Each year the Loyola Marymount CSJ Center for Reconciliation and Justice honor members of the LMU community with the "Hidden Hero" award. Part of the award ceremony is a presentation of dramatized narratives for each award recipient. This year I was asked to interview and awardee and create a dramatized narrative based on his life and experiences. 

This is a fascinating experience not simply as a playwright working in a new form, but as a human learning about the contributions to society made by a person I would never have met otherwise. The awardee I was assigned to write about, Cesare P. R. Romano, has been working to free refugees who should not be incarcerated around the world. He is a remarkable person and most definitely worthy of the award he is going to receive on October 25th. 

I look forward to the public learning more about Cesare's experiences and am proud to be part of this ceremony.


"Henry and the Hippocampus" recipient of The Jean Kennedy Smith Prize

"Henry and the Hippocampus" was recently selected as the winner of the Jean Kennedy Smith playwriting award. Supported by VSA, the International Organization on Arts and Disability, The Jean Kennedy Smith Playwriting Award, named after the founder of VSA, is offered for the outstanding student-written script that explores the human experience of living with a disability.

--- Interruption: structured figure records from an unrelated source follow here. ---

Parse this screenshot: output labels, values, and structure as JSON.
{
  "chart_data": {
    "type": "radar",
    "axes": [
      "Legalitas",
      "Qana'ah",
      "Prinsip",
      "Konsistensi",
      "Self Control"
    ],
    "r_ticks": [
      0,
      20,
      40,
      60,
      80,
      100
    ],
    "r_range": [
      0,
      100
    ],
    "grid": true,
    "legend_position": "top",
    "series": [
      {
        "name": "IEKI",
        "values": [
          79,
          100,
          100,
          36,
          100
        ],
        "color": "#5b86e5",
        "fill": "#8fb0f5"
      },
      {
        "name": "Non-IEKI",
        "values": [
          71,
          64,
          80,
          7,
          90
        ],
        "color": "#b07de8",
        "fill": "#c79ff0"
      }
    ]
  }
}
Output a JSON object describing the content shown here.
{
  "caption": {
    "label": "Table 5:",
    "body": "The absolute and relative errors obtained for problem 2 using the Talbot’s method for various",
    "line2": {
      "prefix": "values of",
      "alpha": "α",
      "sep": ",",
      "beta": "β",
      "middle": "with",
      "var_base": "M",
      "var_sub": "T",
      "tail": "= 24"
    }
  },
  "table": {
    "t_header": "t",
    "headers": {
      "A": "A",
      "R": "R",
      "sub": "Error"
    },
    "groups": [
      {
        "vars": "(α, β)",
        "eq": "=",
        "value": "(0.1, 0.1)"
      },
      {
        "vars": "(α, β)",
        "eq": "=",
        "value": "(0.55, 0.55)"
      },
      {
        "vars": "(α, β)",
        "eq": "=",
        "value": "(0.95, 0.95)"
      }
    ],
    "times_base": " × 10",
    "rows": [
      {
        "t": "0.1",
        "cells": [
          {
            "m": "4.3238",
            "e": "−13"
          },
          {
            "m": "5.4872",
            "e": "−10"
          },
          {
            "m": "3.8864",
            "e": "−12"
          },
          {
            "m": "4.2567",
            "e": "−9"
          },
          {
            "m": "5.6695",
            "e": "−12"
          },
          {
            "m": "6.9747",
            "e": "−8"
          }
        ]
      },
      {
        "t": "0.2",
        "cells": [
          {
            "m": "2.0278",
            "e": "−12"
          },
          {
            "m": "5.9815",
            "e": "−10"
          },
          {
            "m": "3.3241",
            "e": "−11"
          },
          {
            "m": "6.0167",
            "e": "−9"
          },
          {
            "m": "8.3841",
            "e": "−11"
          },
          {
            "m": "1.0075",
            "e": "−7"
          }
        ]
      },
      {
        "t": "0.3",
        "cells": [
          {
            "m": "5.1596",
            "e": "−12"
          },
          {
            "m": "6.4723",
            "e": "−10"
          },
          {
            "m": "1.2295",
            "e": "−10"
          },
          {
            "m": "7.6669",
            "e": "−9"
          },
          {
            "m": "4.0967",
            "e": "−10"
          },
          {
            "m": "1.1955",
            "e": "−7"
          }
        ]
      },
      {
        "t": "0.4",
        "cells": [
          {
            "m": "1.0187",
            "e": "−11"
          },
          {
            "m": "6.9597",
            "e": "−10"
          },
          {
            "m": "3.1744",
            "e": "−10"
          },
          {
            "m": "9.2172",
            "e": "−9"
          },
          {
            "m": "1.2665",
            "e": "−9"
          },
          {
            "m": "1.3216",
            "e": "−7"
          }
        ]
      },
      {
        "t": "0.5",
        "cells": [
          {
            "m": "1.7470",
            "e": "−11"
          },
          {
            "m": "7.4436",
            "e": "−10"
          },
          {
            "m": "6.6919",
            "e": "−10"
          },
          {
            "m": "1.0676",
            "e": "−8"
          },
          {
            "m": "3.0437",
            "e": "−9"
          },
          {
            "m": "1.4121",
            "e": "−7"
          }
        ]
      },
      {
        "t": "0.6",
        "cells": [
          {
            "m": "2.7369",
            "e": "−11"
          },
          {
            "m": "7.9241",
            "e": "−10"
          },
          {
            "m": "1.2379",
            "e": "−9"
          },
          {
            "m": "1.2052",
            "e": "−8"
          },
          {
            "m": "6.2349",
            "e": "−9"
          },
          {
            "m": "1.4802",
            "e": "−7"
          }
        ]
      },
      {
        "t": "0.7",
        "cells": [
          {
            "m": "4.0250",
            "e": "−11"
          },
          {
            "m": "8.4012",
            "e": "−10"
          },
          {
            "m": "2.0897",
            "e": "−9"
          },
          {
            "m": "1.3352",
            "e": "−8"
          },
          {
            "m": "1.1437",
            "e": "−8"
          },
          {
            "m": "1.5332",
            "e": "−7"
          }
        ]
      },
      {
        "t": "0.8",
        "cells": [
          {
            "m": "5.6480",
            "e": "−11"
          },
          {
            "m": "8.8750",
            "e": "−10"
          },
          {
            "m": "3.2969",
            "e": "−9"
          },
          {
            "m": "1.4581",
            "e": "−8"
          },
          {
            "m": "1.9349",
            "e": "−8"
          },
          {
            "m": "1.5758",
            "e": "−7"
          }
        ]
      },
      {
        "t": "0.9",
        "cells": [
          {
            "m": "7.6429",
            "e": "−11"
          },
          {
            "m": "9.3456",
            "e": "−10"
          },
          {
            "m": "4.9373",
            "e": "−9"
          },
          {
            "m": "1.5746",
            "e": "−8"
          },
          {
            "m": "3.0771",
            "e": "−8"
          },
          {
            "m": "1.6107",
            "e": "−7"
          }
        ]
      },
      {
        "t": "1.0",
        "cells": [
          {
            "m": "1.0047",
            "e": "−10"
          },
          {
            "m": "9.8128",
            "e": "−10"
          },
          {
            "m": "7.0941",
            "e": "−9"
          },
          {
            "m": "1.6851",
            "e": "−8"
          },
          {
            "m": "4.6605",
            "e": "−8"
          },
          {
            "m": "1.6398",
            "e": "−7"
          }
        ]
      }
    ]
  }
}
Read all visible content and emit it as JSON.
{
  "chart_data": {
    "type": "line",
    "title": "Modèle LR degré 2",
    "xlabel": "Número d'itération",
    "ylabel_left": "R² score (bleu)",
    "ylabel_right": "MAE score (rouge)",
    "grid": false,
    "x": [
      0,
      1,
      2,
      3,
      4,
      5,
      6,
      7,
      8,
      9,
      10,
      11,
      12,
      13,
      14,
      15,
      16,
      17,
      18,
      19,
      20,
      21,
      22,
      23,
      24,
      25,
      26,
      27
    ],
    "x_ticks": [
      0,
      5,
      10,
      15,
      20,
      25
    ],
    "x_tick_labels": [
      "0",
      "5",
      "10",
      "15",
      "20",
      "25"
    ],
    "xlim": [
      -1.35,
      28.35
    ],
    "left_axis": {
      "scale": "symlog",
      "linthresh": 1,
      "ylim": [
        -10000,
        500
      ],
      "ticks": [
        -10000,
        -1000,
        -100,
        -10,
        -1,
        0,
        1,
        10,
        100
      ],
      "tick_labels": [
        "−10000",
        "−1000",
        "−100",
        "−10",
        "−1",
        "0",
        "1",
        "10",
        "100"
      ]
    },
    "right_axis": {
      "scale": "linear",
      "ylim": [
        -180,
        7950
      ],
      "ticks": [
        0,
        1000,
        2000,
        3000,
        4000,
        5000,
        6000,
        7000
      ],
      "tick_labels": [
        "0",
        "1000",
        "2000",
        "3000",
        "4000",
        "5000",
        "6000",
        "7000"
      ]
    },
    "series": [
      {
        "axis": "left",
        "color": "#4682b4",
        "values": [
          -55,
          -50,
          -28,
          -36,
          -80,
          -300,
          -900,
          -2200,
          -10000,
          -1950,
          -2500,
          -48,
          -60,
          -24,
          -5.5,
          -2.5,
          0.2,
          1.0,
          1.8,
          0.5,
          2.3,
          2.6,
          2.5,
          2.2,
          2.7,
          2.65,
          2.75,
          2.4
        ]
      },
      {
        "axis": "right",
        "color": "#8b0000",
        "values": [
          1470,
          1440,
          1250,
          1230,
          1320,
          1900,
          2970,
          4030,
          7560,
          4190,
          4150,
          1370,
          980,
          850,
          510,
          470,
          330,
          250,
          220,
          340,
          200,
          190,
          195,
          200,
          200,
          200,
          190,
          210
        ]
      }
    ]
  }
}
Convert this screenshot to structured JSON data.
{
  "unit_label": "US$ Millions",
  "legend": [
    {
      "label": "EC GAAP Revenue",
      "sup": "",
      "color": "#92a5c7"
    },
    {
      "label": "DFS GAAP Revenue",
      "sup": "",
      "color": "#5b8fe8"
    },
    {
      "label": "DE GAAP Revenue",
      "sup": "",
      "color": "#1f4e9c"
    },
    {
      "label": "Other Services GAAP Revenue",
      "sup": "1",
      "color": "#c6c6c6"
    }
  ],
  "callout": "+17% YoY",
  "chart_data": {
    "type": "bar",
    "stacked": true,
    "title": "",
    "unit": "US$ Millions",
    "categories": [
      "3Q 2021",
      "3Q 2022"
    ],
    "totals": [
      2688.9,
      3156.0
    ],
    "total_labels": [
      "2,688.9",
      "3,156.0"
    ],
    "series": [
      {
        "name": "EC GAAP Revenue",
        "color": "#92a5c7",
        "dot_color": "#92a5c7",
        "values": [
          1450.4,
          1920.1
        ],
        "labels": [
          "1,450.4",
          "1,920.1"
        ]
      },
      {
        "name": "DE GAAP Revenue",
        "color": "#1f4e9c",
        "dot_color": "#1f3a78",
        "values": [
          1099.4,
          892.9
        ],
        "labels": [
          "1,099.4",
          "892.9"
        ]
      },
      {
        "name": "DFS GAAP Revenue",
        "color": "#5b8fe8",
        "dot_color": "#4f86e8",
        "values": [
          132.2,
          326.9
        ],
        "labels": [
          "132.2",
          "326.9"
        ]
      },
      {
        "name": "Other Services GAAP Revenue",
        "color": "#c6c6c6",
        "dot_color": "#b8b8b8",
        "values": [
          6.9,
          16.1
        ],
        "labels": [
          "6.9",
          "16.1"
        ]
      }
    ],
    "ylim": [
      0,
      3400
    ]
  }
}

The playwright is invited to attend The Kennedy Center American College Theater Festival in April, 2014.

VSA is an international nonprofit organization founded in 1974 by Ambassador Jean Kennedy Smith. VSA is creating a society where people with disabilities can learn through, participate in, and enjoy the arts. Nearly 5 million people with disabilities participate in VSA programs every year through a network of affiliates in 42 states and 51 countries worldwide.